- Nama Zulfadhli, Ketua DPRA, mendadak jadi pusat perhatian nasional
- Secara terbuka menyatakan setuju Aceh pisah dari Indonesia.
- Motif Zulfadhli masih diperdebatkan: tulus memperjuangkan aspirasi rakyat atau sekadar taktik politik.
Suara.com - Satu nama kini menjadi pusat gempa politik nasional yakni Zulfadhli.
Ketua Dewan Perwakilan Rakyat Aceh (DPRA) ini dalam sekejap berubah dari seorang politisi regional menjadi figur paling kontroversial di Indonesia.
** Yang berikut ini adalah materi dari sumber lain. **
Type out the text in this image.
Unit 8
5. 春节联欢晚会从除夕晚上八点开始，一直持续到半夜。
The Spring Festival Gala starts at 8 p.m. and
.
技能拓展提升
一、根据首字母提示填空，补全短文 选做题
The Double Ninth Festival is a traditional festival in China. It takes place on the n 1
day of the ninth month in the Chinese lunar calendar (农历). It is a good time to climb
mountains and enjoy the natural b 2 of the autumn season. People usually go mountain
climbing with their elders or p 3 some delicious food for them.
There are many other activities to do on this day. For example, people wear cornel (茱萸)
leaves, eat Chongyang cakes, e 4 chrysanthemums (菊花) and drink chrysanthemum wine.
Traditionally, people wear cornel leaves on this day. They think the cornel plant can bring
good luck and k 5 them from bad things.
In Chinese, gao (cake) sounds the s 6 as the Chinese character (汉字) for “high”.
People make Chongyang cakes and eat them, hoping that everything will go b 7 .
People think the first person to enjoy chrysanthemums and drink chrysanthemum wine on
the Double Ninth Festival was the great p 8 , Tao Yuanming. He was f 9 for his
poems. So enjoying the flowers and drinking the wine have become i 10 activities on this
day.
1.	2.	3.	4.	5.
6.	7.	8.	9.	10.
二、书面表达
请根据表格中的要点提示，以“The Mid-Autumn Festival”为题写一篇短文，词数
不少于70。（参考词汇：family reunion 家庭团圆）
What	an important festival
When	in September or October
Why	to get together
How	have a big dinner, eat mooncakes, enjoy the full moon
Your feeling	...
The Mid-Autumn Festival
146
Penyebabnya? Sebuah pernyataan seismik yang diucapkannya di hadapan ribuan demonstran yakni ia setuju Aceh pisah dari Indonesia.
Pernyataan ini bukan sekadar blunder.
Ini adalah sebuah pertaruhan tingkat tinggi yang kini menempatkan Zulfadhli di persimpangan jalan antara menjadi pahlawan bagi rakyatnya atau dicap sebagai musuh bagi negaranya.
Lantas, siapa sebenarnya Zulfadhli?
Pernyataan yang mengguncang Istana ini lahir dari situasi yang sangat genting.
Dihadapkan pada lautan massa yang marah dan menuntut referendum, Zulfadhli mengambil langkah yang tak pernah dibayangkan siapapun.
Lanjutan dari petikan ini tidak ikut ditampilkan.